I recently looked over our build times in our now quite large C++ project. They have slowly been creeping towards the unacceptable, but after some tweeking they are now about a third of what they were. Just wanted to list what I did here. Some things are specific for Visual Studio (we're using 2005) but most will work on any IDE.

  • Use precompiled header. I think precompiled headers have an undeserved bad reputation. If they are used correctly they can reduce your compile time tremendously, especially if you use template libraries to any extent (like STL and boost). Any big, static header file should go with the precompiled stuff (windows.h, winsock, and all stl/boost headers are obvious candidates). Check out this link on how to get it right.
  • Minimize unnessecary includes. Our project was full of unnessesary includes in header files, mostly of the nature that they could be replaced with a forward declaration. Forward declaration really is your friend! However, you should never be tempted to violate the standard rule that "Every header file should be self-sufficient". That is, a header file should not be dependent of includes made by a header file which itself includes.

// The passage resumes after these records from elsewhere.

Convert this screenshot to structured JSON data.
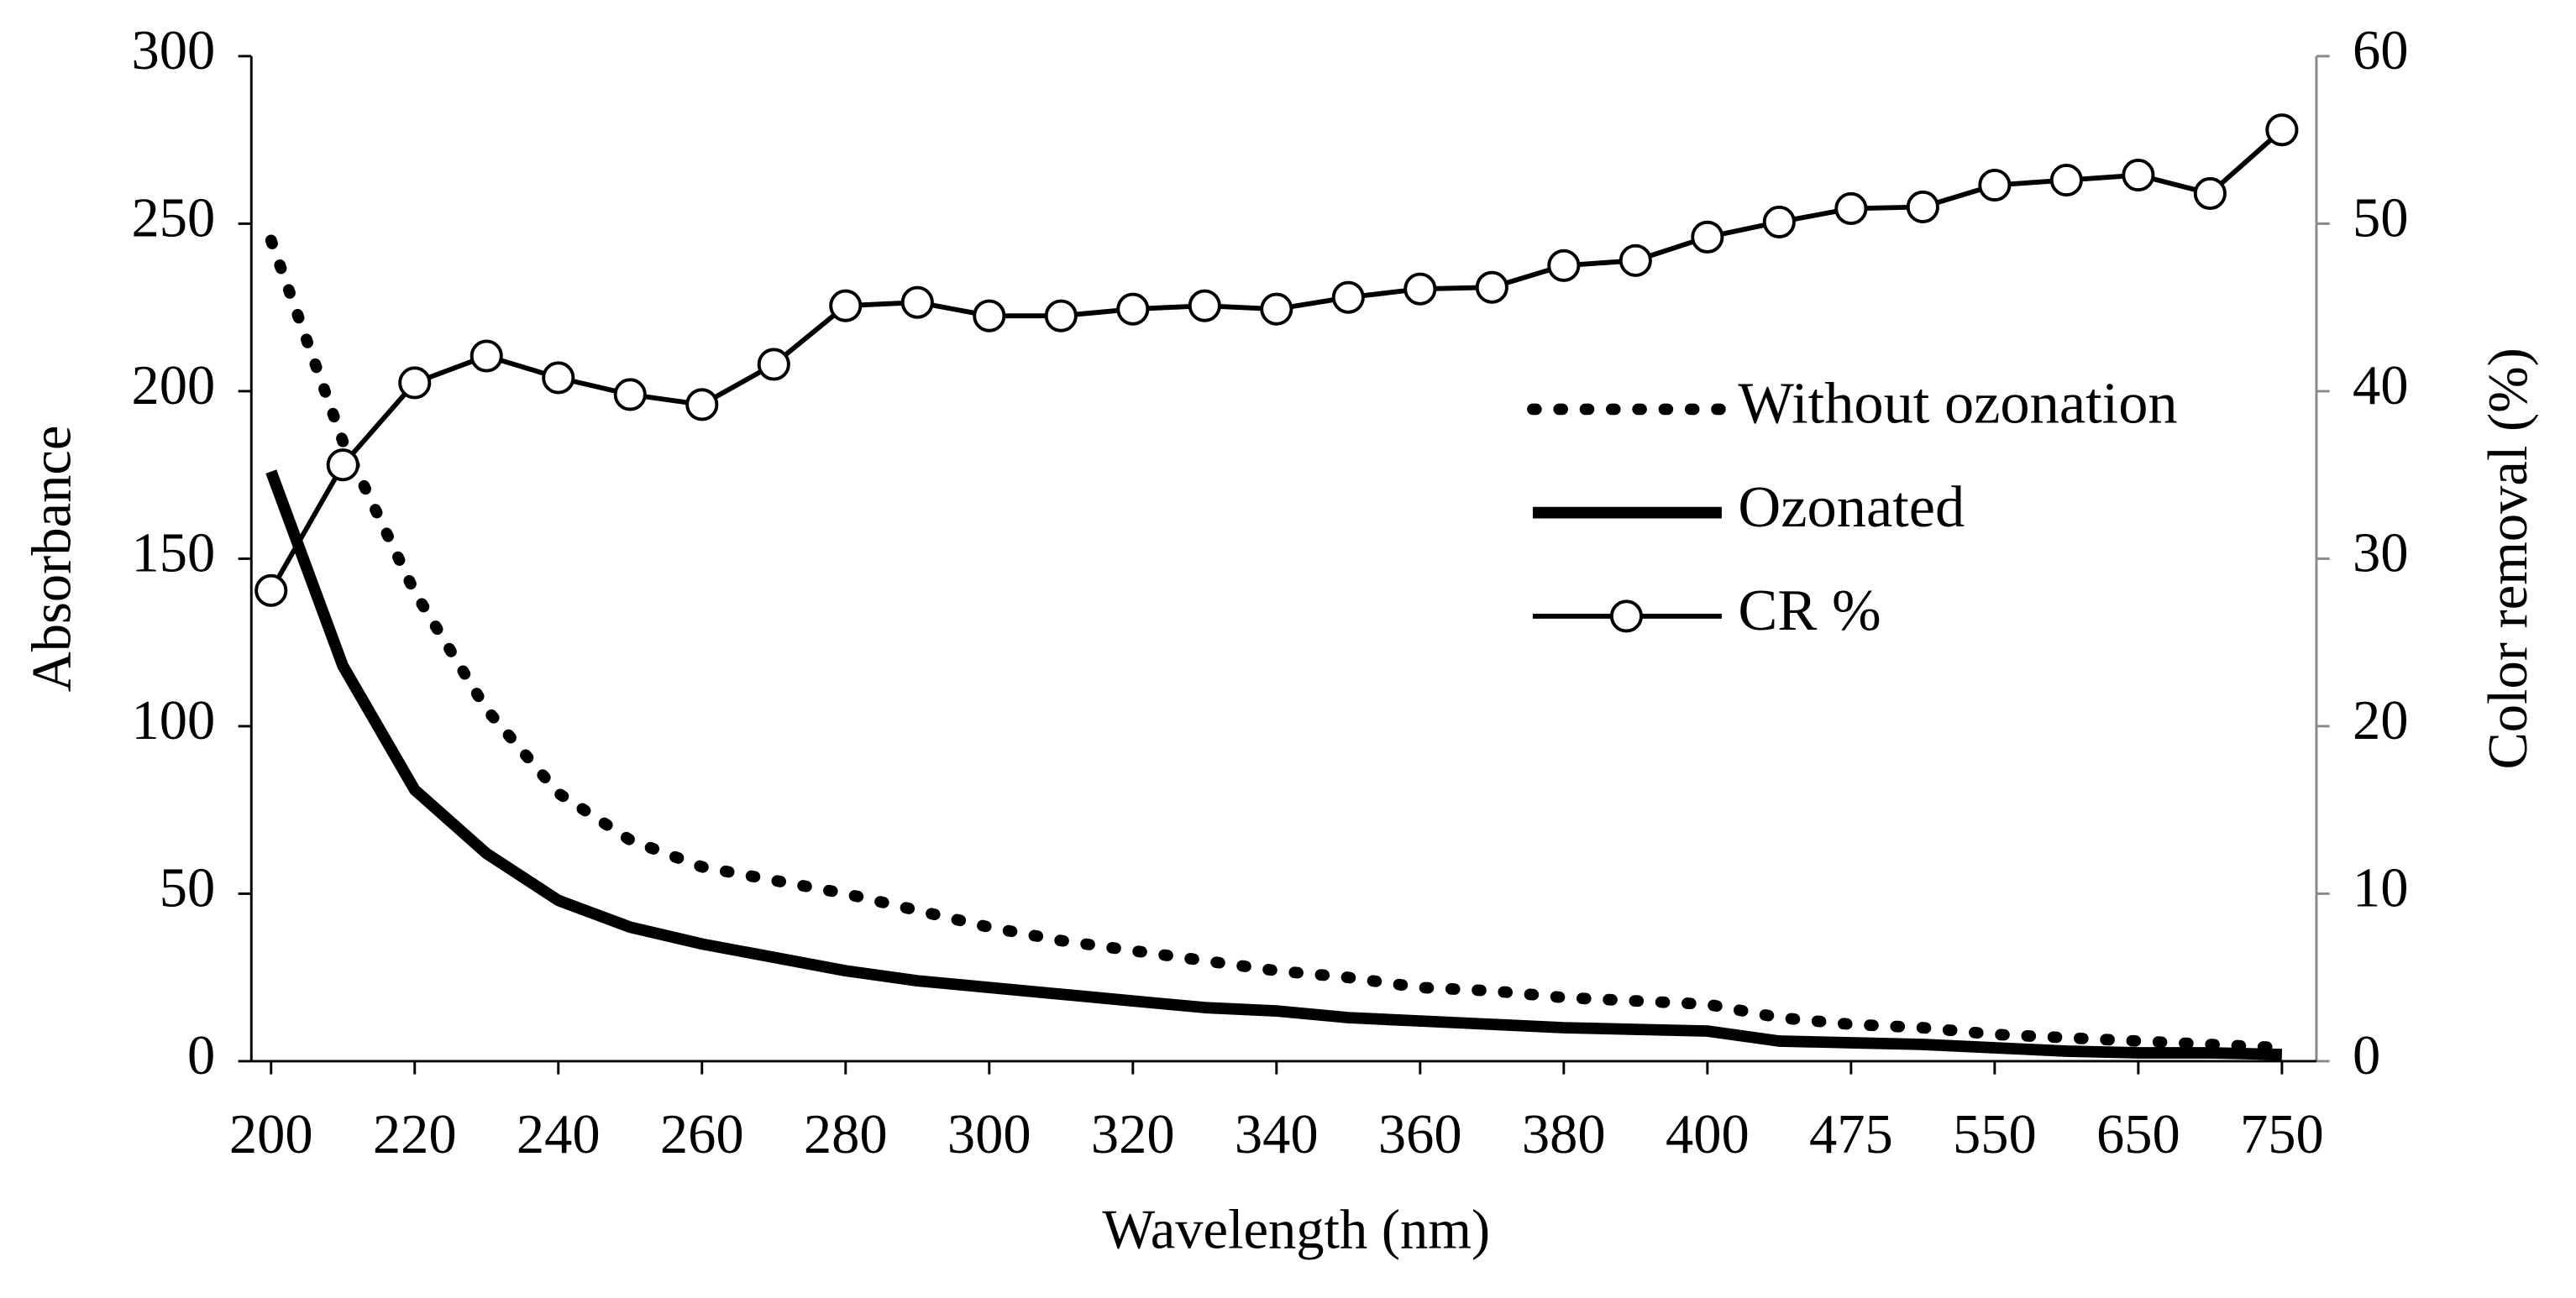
{
  "chart_data": {
    "type": "line",
    "xlabel": "Wavelength (nm)",
    "ylabel": "Absorbance",
    "y2label": "Color removal (%)",
    "categories": [
      "200",
      null,
      "220",
      null,
      "240",
      null,
      "260",
      null,
      "280",
      null,
      "300",
      null,
      "320",
      null,
      "340",
      null,
      "360",
      null,
      "380",
      null,
      "400",
      null,
      "475",
      null,
      "550",
      null,
      "650",
      null,
      "750"
    ],
    "series": [
      {
        "name": "Without ozonation",
        "color": "#000000",
        "dash": "dotted",
        "values": [
          245,
          185,
          140,
          105,
          80,
          66,
          58,
          54,
          50,
          45,
          40,
          36,
          33,
          30,
          27,
          25,
          22,
          21,
          19,
          18,
          17,
          13,
          11,
          10,
          8,
          7,
          6,
          5,
          4
        ]
      },
      {
        "name": "Ozonated",
        "color": "#000000",
        "dash": "solid",
        "values": [
          176,
          118,
          81,
          62,
          48,
          40,
          35,
          31,
          27,
          24,
          22,
          20,
          18,
          16,
          15,
          13,
          12,
          11,
          10,
          9.5,
          9,
          6,
          5.5,
          5,
          4,
          3,
          2.5,
          2.5,
          2
        ]
      },
      {
        "name": "CR %",
        "color": "#000000",
        "dash": "solid",
        "marker": "circle",
        "axis": "y2",
        "values": [
          28.1,
          35.6,
          40.5,
          42.1,
          40.8,
          39.8,
          39.2,
          41.6,
          45.1,
          45.3,
          44.5,
          44.5,
          44.9,
          45.1,
          44.9,
          45.6,
          46.1,
          46.2,
          47.5,
          47.8,
          49.2,
          50.1,
          50.9,
          51.0,
          52.3,
          52.6,
          52.9,
          51.8,
          55.6
        ]
      }
    ],
    "ylim": [
      0,
      300
    ],
    "yticks": [
      0,
      50,
      100,
      150,
      200,
      250,
      300
    ],
    "y2lim": [
      0,
      60
    ],
    "y2ticks": [
      0,
      10,
      20,
      30,
      40,
      50,
      60
    ],
    "grid": false,
    "legend": "center right"
  }
}
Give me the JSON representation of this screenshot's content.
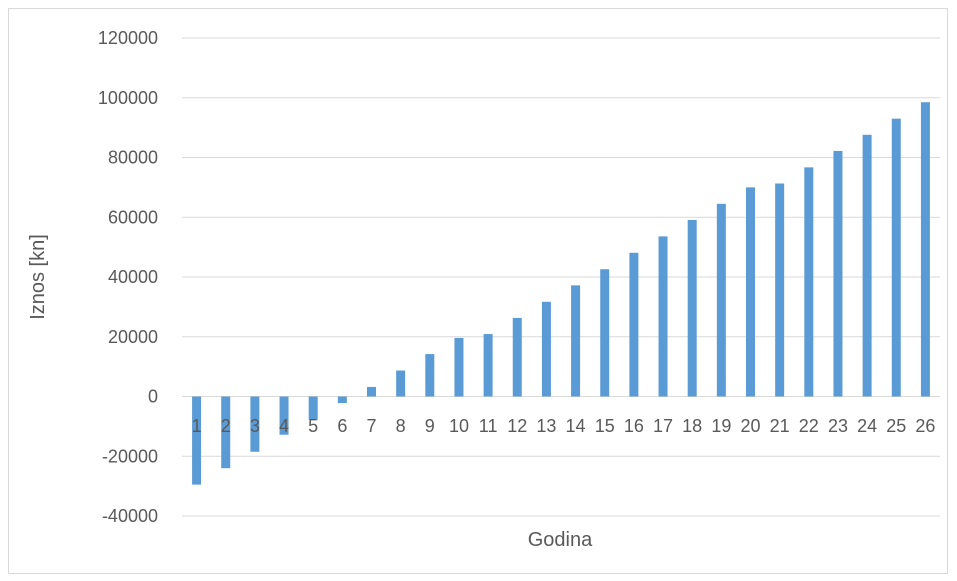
{
  "chart_data": {
    "type": "bar",
    "categories": [
      "1",
      "2",
      "3",
      "4",
      "5",
      "6",
      "7",
      "8",
      "9",
      "10",
      "11",
      "12",
      "13",
      "14",
      "15",
      "16",
      "17",
      "18",
      "19",
      "20",
      "21",
      "22",
      "23",
      "24",
      "25",
      "26"
    ],
    "values": [
      -29500,
      -24000,
      -18500,
      -12800,
      -7800,
      -2200,
      3200,
      8700,
      14200,
      19600,
      20900,
      26300,
      31700,
      37200,
      42600,
      48100,
      53600,
      59100,
      64500,
      70000,
      71300,
      76700,
      82200,
      87600,
      93000,
      98500
    ],
    "title": "",
    "xlabel": "Godina",
    "ylabel": "Iznos [kn]",
    "ylim": [
      -40000,
      120000
    ],
    "yticks": [
      -40000,
      -20000,
      0,
      20000,
      40000,
      60000,
      80000,
      100000,
      120000
    ],
    "ytick_labels": [
      "-40000",
      "-20000",
      "0",
      "20000",
      "40000",
      "60000",
      "80000",
      "100000",
      "120000"
    ],
    "grid": true,
    "bar_color": "#5b9bd5",
    "grid_color": "#d9d9d9",
    "text_color": "#595959"
  }
}
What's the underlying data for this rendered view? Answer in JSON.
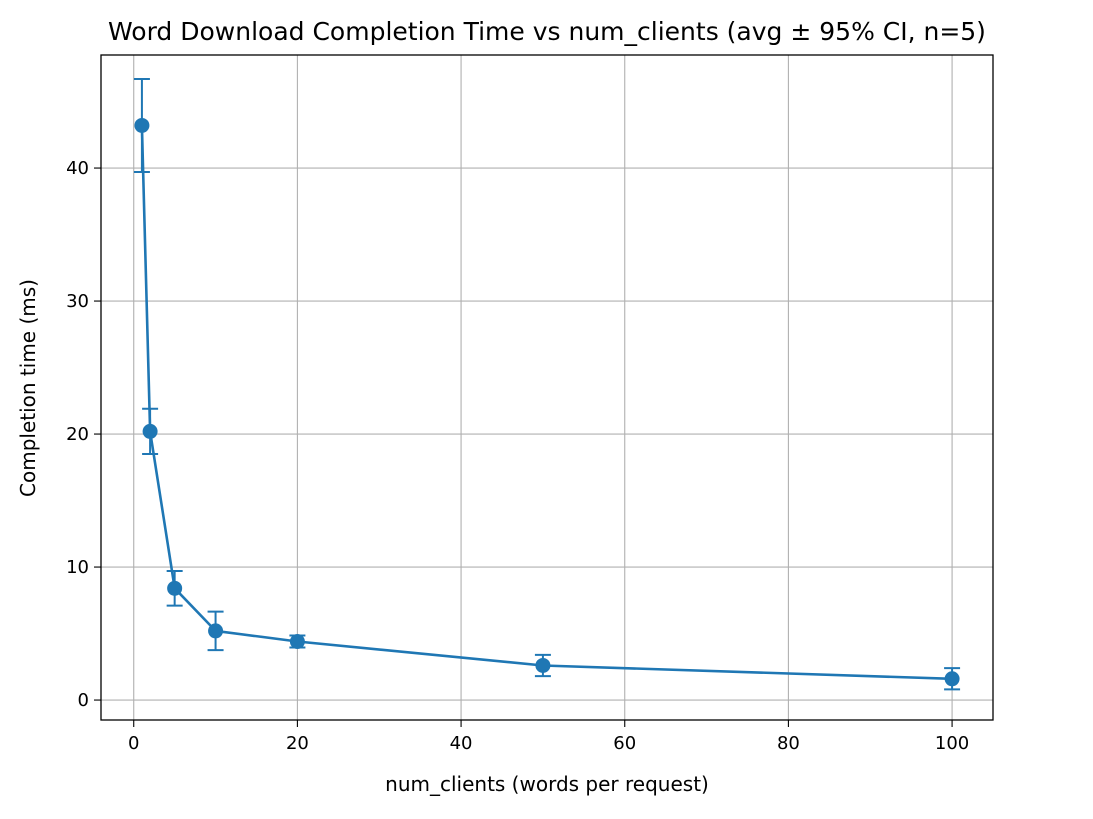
{
  "chart_data": {
    "type": "line",
    "title": "Word Download Completion Time vs num_clients (avg ± 95% CI, n=5)",
    "xlabel": "num_clients (words per request)",
    "ylabel": "Completion time (ms)",
    "xlim": [
      -4,
      105
    ],
    "ylim": [
      -1.5,
      48.5
    ],
    "xticks": [
      0,
      20,
      40,
      60,
      80,
      100
    ],
    "yticks": [
      0,
      10,
      20,
      30,
      40
    ],
    "grid": true,
    "legend": "none",
    "series": [
      {
        "color": "#1f77b4",
        "marker": "circle",
        "error_bars": "95% CI",
        "points": [
          {
            "x": 1,
            "y": 43.2,
            "err": 3.5
          },
          {
            "x": 2,
            "y": 20.2,
            "err": 1.7
          },
          {
            "x": 5,
            "y": 8.4,
            "err": 1.3
          },
          {
            "x": 10,
            "y": 5.2,
            "err": 1.45
          },
          {
            "x": 20,
            "y": 4.4,
            "err": 0.45
          },
          {
            "x": 50,
            "y": 2.6,
            "err": 0.8
          },
          {
            "x": 100,
            "y": 1.6,
            "err": 0.8
          }
        ]
      }
    ]
  }
}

  • Set the Debug Information Format to your needs. I usually use /Zi, which does not include information for Edit and Continue like the default setting. This actually makes a big difference in the size of the database files, and therefore reduces compile time. Of course, if you actually do frequently use Edit and Contiune, you should use the default.
  • Define WIN32_LEAN_AND_MEAN. This strips away seldomly used parts of windows.h, which is a monster to compile (and should be placed with the precompiled headers). It is a small chance that you will actually need anything that this defines strips away.
  • Use the /MP switch in Visual Studio. Actually, in VS2005 this is an undocumented switch that has to be added to the "Additional command line arguments" field under C++ settings. It lets the compiler use more than one core during compilation. Just activating this switch on my dual core machine reduced the total build time with about 30 %.
  • Get yourself a SSD disk. This one speaks for itself. The problem is just to persuade your IT department that you need one.